The passage you are referring to is Rev 12:1-2. It reads as follows:
1 And a great portent appeared in heaven, a woman clothed with the sun, with the moon under her feet, and on her head a crown of twelve stars; 2 she was with child and she cried out in her pangs of birth, in anguish for delivery.Now, we have to remember that the Book of Revelation is full of symbols that have many layers of meaning. The woman from Rev 12 is representative of Mary, Israel, and the Church. Sometimes only one of the three is evoked, other times all three are present. The meaning of symbols in apocalyptic literature is often very fluid in this way.
So, we have a woman experiencing the pangs of child birth. In one sense, this woman is Mary. After all, she gives birth to a son who will rule all the nations (vs. 5) and is the mother of all Christians (vs. 17). But, since Mary did not receive the stain of original sin, she could not have experienced pain when Jesus was born. Therefore, this pain must refer to something else.
I think the pain and anguish we read about here is spiritual, not physical. After all, when Mary and Joseph brought the baby Jesus to Simeon, he prophesied that a sword would pierce her heart because of her son (cf. Lk 2:34-35). Jesus’ Passion and Death are the source of this pain. She suffered bitterly at the foot of the Cross as her Son hung there alone and dying.

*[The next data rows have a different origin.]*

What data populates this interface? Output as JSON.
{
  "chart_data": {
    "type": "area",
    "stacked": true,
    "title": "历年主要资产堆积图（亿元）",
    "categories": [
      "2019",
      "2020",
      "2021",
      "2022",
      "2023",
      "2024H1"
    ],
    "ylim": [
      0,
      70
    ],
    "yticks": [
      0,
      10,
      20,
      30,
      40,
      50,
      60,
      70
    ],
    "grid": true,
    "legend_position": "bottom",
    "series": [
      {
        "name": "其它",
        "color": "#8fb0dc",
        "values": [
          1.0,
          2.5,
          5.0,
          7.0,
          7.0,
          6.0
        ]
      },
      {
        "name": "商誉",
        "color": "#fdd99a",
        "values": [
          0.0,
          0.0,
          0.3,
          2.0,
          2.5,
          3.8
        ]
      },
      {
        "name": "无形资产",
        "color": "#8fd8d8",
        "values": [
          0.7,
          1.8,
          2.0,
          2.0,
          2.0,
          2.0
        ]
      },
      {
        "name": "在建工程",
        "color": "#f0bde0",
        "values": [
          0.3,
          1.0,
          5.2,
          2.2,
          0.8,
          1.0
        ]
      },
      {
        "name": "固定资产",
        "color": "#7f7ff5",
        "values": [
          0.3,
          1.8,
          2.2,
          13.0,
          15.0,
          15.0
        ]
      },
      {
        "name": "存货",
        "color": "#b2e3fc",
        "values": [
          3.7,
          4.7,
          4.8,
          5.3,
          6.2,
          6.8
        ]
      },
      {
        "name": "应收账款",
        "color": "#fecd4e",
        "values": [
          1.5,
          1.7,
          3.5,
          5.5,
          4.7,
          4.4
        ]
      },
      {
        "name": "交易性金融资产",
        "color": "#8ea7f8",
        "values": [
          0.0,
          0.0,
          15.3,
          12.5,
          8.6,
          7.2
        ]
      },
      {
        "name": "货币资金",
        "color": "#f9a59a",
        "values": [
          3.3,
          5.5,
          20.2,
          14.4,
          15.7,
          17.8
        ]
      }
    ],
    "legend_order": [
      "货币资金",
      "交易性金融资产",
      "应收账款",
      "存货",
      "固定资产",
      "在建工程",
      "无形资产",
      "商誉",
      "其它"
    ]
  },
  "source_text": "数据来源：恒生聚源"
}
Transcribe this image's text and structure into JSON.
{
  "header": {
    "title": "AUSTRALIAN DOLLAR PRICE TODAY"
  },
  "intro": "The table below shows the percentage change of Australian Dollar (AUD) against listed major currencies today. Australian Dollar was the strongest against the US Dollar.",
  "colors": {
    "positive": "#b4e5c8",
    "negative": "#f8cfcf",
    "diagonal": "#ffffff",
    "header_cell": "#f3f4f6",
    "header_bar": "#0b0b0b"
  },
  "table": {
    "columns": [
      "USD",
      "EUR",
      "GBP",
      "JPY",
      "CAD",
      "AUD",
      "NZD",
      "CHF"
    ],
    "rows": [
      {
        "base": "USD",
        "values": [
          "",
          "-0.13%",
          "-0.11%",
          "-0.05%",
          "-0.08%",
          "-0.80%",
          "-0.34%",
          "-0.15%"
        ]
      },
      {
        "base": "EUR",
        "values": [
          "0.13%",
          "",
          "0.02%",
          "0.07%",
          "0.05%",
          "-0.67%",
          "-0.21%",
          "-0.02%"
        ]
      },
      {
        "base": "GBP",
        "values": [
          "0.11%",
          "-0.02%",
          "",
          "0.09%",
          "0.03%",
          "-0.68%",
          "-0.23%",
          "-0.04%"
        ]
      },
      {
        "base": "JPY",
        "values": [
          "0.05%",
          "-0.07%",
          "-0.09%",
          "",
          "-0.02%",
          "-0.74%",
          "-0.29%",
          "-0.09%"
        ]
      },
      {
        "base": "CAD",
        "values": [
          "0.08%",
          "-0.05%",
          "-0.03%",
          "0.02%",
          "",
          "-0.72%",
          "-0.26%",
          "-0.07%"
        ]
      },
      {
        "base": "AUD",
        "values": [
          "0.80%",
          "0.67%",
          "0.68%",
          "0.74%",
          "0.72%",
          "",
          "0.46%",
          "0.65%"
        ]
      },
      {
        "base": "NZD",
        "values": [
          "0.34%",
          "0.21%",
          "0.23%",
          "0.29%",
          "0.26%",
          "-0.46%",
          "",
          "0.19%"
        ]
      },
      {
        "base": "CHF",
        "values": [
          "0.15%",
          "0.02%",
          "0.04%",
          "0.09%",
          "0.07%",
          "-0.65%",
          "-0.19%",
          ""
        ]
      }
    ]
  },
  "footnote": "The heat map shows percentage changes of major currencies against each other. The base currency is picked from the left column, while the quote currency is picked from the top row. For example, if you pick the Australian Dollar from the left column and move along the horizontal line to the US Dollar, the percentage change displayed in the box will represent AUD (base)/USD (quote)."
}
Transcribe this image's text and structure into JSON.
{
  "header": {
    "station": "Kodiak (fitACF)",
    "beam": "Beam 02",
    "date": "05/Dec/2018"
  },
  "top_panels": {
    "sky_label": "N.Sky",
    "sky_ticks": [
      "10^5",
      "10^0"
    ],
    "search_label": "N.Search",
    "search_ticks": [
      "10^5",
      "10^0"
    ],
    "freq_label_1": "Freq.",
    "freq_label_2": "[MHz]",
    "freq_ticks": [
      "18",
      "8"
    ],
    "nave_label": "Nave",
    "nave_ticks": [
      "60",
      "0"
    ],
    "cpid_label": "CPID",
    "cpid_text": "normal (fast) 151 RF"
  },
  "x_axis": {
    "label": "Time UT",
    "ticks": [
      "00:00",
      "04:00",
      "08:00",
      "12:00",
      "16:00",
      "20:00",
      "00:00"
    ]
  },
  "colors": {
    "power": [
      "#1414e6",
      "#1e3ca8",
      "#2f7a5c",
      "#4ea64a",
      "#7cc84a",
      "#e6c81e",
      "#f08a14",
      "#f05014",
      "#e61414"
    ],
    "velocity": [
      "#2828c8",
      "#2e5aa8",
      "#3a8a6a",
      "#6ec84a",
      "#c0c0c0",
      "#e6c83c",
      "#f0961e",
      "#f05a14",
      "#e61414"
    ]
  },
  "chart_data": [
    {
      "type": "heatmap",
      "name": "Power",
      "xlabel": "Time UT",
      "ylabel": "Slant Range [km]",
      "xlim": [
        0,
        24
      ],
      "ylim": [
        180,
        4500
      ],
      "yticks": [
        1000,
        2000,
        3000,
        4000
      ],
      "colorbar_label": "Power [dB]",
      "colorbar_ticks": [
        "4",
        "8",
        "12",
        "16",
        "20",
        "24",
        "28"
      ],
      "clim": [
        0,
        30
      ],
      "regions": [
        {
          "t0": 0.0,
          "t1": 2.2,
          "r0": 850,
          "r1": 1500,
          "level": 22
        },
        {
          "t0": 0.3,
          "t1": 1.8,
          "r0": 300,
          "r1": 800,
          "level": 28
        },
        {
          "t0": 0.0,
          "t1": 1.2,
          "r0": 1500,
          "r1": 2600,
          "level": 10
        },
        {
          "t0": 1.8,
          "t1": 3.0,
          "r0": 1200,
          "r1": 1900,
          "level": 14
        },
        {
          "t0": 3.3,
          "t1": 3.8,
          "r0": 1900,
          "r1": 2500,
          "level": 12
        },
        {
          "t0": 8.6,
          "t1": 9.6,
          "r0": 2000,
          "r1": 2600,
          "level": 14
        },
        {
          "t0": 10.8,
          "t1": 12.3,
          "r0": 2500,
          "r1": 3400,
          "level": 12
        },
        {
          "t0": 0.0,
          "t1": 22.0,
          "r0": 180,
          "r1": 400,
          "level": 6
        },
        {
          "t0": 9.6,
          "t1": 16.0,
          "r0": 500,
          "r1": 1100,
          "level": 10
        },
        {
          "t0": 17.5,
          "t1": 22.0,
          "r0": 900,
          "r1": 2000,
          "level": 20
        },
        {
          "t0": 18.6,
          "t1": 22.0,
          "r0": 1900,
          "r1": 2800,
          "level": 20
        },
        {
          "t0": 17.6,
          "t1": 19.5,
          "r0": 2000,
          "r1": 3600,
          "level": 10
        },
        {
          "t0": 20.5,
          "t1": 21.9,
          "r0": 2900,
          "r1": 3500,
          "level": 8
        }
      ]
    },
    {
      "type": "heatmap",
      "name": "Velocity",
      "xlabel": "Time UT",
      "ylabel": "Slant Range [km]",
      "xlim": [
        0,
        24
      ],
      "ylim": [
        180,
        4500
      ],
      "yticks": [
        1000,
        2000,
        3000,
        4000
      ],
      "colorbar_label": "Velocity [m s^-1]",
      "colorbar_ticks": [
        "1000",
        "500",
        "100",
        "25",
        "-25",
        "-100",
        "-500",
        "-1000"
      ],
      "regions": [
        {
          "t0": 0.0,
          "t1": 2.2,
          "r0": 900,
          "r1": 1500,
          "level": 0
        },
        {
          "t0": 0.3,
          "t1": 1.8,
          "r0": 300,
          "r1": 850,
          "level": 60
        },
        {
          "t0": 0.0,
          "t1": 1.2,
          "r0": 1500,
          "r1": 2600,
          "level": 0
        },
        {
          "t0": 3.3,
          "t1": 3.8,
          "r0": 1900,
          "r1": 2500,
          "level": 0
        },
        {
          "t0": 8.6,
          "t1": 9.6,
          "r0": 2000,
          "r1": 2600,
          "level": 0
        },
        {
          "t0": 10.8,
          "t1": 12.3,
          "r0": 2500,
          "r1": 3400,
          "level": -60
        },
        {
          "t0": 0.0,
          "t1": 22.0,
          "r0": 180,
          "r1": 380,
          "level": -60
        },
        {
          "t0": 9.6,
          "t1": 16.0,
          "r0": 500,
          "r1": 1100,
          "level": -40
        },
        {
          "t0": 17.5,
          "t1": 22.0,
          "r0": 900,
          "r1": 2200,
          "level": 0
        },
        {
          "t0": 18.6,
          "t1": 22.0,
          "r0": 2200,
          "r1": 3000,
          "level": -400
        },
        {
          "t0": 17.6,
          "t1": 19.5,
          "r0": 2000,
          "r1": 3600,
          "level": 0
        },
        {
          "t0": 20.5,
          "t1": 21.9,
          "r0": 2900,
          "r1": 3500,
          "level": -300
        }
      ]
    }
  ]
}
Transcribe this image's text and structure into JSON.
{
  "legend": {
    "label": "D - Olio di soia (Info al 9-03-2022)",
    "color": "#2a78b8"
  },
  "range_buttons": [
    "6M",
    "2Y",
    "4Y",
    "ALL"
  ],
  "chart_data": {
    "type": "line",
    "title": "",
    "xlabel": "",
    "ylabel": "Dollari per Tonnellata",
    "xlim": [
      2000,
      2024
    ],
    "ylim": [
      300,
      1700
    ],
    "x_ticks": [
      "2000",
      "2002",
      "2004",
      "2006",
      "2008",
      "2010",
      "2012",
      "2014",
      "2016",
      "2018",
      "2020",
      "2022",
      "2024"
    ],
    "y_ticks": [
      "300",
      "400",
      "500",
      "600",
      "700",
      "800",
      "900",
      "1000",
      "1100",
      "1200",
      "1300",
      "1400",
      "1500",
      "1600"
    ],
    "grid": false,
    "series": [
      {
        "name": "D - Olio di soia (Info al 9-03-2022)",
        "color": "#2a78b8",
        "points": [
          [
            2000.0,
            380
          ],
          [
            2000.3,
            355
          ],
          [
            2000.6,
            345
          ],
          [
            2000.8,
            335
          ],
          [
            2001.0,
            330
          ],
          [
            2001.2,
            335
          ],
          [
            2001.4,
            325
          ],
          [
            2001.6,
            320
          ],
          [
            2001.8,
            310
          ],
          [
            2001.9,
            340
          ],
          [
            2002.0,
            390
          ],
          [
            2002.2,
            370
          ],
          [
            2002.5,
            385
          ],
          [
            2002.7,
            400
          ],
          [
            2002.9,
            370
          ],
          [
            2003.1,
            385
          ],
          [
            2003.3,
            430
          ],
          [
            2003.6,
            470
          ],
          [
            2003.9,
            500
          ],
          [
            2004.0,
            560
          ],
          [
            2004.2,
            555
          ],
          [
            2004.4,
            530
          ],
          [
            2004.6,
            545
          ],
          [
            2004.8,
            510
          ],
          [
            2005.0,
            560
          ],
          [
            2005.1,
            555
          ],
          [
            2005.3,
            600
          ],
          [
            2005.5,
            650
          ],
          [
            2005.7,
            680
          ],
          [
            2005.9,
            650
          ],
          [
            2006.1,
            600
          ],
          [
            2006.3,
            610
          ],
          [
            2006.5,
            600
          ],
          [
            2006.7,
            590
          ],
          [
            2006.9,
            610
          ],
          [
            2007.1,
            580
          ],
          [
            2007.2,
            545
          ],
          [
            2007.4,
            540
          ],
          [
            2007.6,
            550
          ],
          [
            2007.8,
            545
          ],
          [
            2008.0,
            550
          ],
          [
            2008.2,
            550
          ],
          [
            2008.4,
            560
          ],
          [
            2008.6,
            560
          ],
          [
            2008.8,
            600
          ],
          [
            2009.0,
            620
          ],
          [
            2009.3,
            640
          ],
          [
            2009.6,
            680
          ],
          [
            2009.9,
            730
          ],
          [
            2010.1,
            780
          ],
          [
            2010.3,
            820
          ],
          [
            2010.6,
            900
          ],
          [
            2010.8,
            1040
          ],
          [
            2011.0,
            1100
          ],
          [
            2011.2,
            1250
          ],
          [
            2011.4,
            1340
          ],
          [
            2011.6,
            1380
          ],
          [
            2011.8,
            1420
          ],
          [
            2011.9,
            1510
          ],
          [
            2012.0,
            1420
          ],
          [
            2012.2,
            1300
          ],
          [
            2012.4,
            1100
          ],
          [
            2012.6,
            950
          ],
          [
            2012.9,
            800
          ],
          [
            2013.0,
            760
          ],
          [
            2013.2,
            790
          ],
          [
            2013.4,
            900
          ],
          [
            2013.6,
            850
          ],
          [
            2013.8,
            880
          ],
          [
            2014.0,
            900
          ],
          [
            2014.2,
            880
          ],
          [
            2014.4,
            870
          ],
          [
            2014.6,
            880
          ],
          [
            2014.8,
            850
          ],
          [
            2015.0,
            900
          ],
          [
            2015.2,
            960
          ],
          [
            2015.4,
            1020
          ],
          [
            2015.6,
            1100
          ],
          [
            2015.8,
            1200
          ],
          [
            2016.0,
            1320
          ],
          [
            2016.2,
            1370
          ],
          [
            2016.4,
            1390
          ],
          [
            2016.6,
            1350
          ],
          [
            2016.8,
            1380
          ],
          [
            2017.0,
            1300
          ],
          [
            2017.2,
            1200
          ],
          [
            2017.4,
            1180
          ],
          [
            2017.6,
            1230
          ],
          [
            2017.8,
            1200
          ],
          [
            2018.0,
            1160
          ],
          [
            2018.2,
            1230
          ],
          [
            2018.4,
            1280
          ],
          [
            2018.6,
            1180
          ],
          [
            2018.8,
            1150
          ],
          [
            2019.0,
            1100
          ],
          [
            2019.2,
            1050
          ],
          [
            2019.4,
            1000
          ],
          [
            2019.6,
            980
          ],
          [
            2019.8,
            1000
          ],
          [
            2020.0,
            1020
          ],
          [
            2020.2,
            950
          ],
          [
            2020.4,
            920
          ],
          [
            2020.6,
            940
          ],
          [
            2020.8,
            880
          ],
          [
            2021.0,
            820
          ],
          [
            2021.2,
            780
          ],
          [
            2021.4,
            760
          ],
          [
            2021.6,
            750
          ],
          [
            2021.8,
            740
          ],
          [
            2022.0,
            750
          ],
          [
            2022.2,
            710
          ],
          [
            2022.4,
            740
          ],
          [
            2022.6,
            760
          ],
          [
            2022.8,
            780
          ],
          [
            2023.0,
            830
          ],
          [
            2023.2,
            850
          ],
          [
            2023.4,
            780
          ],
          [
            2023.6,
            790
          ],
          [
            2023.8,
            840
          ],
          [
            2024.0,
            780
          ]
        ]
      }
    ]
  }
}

Of course, like I said, this woman can also represent Israel. In this case, the pangs of childbirth symbolize the great suffering and longing that the Israelites experienced in their exile. Isaiah said Israel was “like a woman with child, who writhes and cries out in her pangs, when she is near her time” (Isa 26:16-18). The prophet Micah uses this same analogy: “Writhe and groan, O daughter of Zion, like a woman in travail; for now you shall go forth from the city and dwell in the open country; you shall go to Babylon” (Micah 4:10).
As the Church, we experience this same suffering and longing as we await the Second Coming. Paul told the Galatians that he was “in travail” until Christ be formed in them (4:19). According to him, “the whole of creation has been groaning in travail” and “we ourselves … as we wait for adoption as sons, the redemption of our bodies” (Rom 8:22-23).